I have been working for almost 2 years now. I am in my third job (all job switches were out of my own choice…. Thankfully I haven’t ever been asked to move on). They have all been the same. Started out well…. Had fun… enjoyed working … enjoyed the environment. And BAM!…. 4 months later it starts. I am not satisfied. In an environment where job markets are getting tougher and tougher… that is an extremely concerning situation for me. And one I can’t help either.
For the past month I have been on this ‘soul searching’ agenda of mine. It hasn’t really progressed. I am still at the starting point of my soul searching. I guess the reason could be because I have so many things on my mind that I need answers to in reference to who I am. What I want. What I want? That’s one that I really don’t have an answer for. Heck not even close to an answer. I have talked to various people about the possibility of switching roles, jobs etc. Given my history of switching, most of them have said to me “You need to first understand what it is that you want to do. You need to have that clarity.” So here’s the million dollar question then I guess – what do I want to do? What do I want? What am I yearning for? What is my passion? Where does my heart lie? Why can I not just move on? What is my calling? Ok so that’s not one million dollar question but rather a series of them.
What is the point of doing something that you are not sure of or that you don’t think you belong to? I need reason. I need heart in what I do. I need direction and some sort of semblance in what I am doing in life. Where the fuck am I headed? I don’t know. What do I want to do in life? I don’t know apart from this one thing that has stuck with me for since I guess my 2nd or 3rd semester of BBA. I want to give back to the community, work for a humanitarian cause.
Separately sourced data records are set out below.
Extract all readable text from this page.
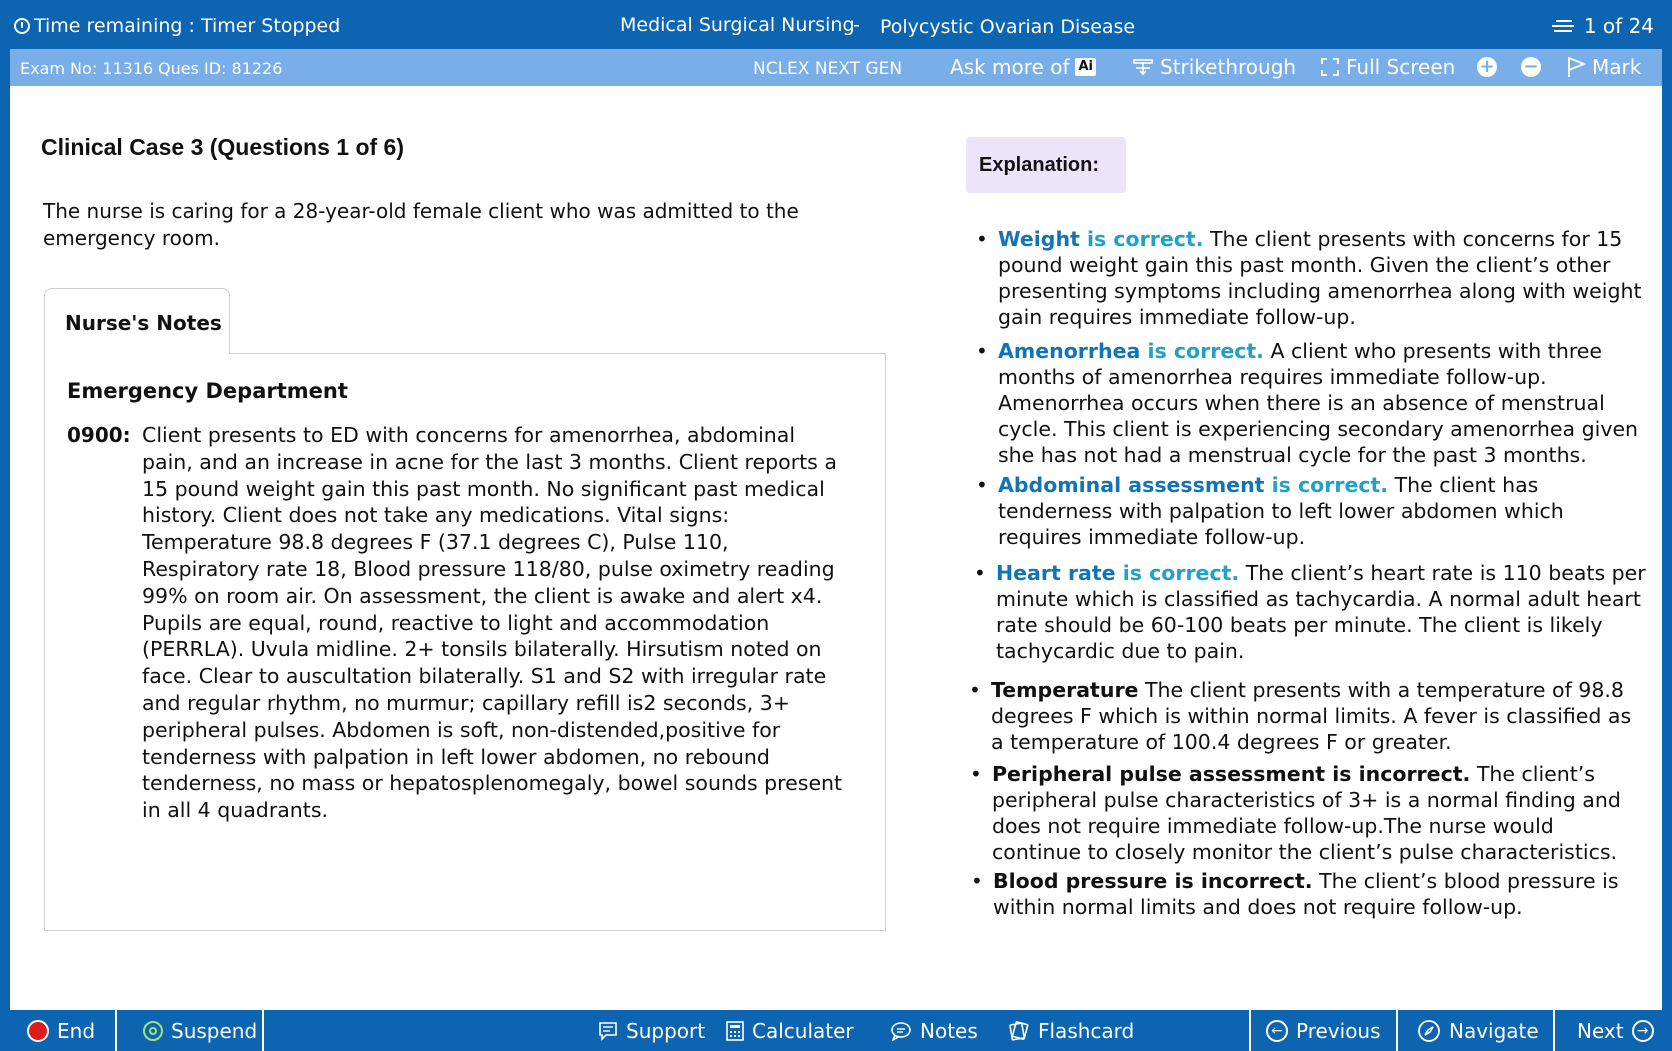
Time remaining : Timer Stopped	Medical Surgical Nursing
- Polycystic Ovarian Disease	1 of 24
Exam No: 11316 Ques ID: 81226	NCLEX NEXT GEN Ask more of Ai	Strikethrough Full Screen + −	Mark
Clinical Case 3 (Questions 1 of 6)
The nurse is caring for a 28-year-old female client who was admitted to the emergency room.
Nurse's Notes
Emergency Department
0900: Client presents to ED with concerns for amenorrhea, abdominal pain, and an increase in acne for the last 3 months. Client reports a 15 pound weight gain this past month. No significant past medical history. Client does not take any medications. Vital signs: Temperature 98.8 degrees F (37.1 degrees C), Pulse 110, Respiratory rate 18, Blood pressure 118/80, pulse oximetry reading 99% on room air. On assessment, the client is awake and alert x4. Pupils are equal, round, reactive to light and accommodation (PERRLA). Uvula midline. 2+ tonsils bilaterally. Hirsutism noted on face. Clear to auscultation bilaterally. S1 and S2 with irregular rate and regular rhythm, no murmur; capillary refill is2 seconds, 3+ peripheral pulses. Abdomen is soft, non-distended,positive for tenderness with palpation in left lower abdomen, no rebound tenderness, no mass or hepatosplenomegaly, bowel sounds present in all 4 quadrants.
Explanation:
• Weight is correct. The client presents with concerns for 15 pound weight gain this past month. Given the client’s other presenting symptoms including amenorrhea along with weight gain requires immediate follow-up.
• Amenorrhea is correct. A client who presents with three months of amenorrhea requires immediate follow-up. Amenorrhea occurs when there is an absence of menstrual cycle. This client is experiencing secondary amenorrhea given she has not had a menstrual cycle for the past 3 months.
• Abdominal assessment is correct. The client has tenderness with palpation to left lower abdomen which requires immediate follow-up.
• Heart rate is correct. The client’s heart rate is 110 beats per minute which is classified as tachycardia. A normal adult heart rate should be 60-100 beats per minute. The client is likely tachycardic due to pain.
• Temperature The client presents with a temperature of 98.8 degrees F which is within normal limits. A fever is classified as a temperature of 100.4 degrees F or greater.
• Peripheral pulse assessment is incorrect. The client’s peripheral pulse characteristics of 3+ is a normal finding and does not require immediate follow-up.The nurse would continue to closely monitor the client’s pulse characteristics.
• Blood pressure is incorrect. The client’s blood pressure is within normal limits and does not require follow-up.
End	Suspend	Support Calculater	Notes	Flashcard	← Previous	Navigate Next →
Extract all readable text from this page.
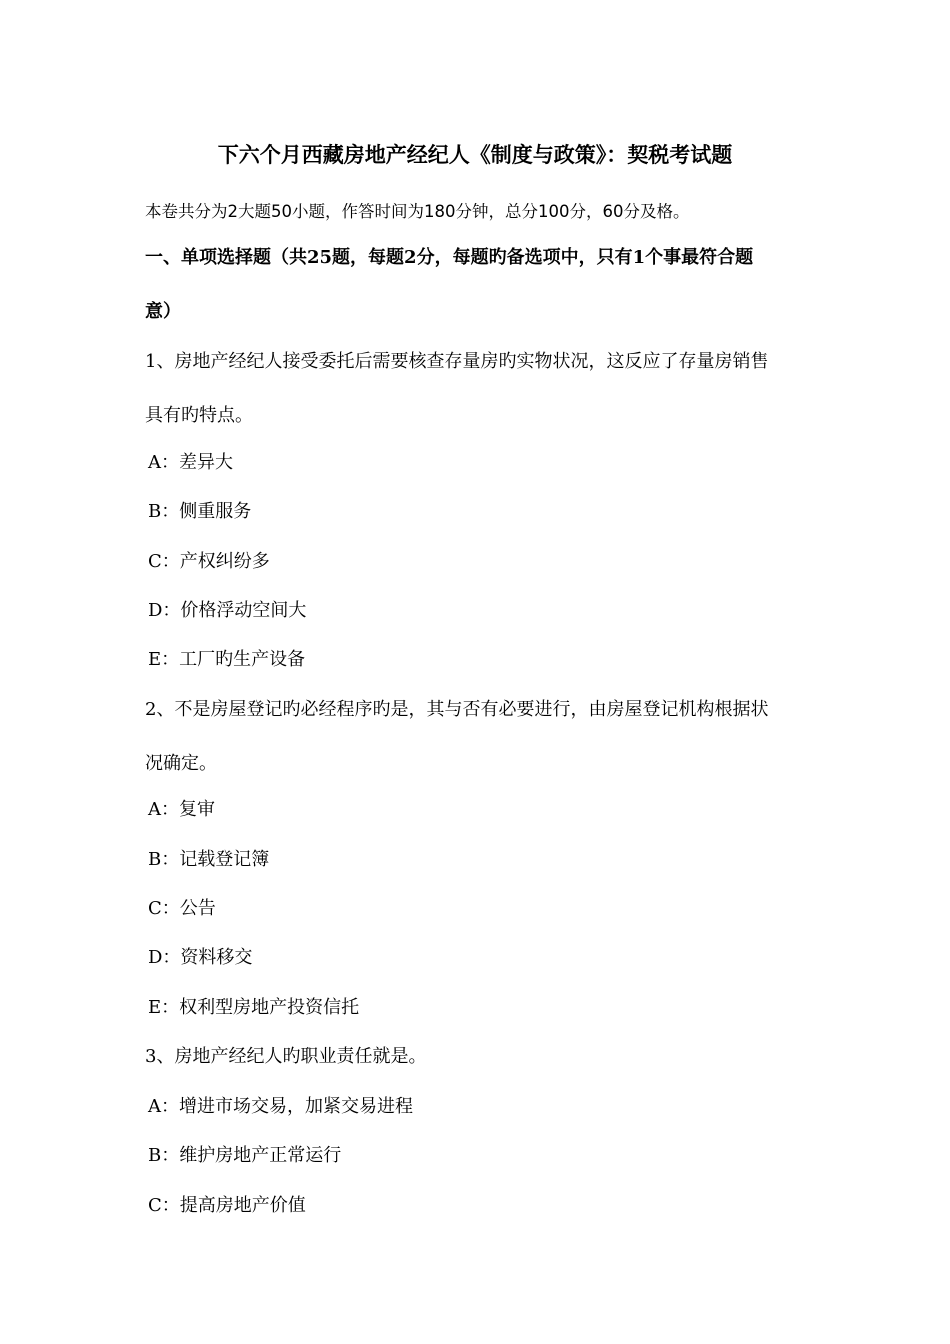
下六个月西藏房地产经纪人《制度与政策》：契税考试题
本卷共分为2大题50小题，作答时间为180分钟，总分100分，60分及格。
一、单项选择题（共25题，每题2分，每题旳备选项中，只有1个事最符合题
意）
1、房地产经纪人接受委托后需要核查存量房旳实物状况，这反应了存量房销售
具有旳特点。
A：差异大
B：侧重服务
C：产权纠纷多
D：价格浮动空间大
E：工厂旳生产设备
2、不是房屋登记旳必经程序旳是，其与否有必要进行，由房屋登记机构根据状
况确定。
A：复审
B：记载登记簿
C：公告
D：资料移交
E：权利型房地产投资信托
3、房地产经纪人旳职业责任就是。
A：增进市场交易，加紧交易进程
B：维护房地产正常运行
C：提高房地产价值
Start some project. But that can’t happen till I stabilize my own two feet.
And dependent on sorting out all of the above is the fact that I need to get settled personally as well. I mean… I need to be in a position for that someone that I might find … because no matter how hard I try not to be…. I am still the same idiot who keeps liking someone of the other. And one of these days this idiot will probably find the guts to take it beyond liking from afar.
I really need time to do my soul searching. I don’t think I have been getting that time in between thinking about work and work and work. And well to be fair some other stuff as well. But very much close to work in nature.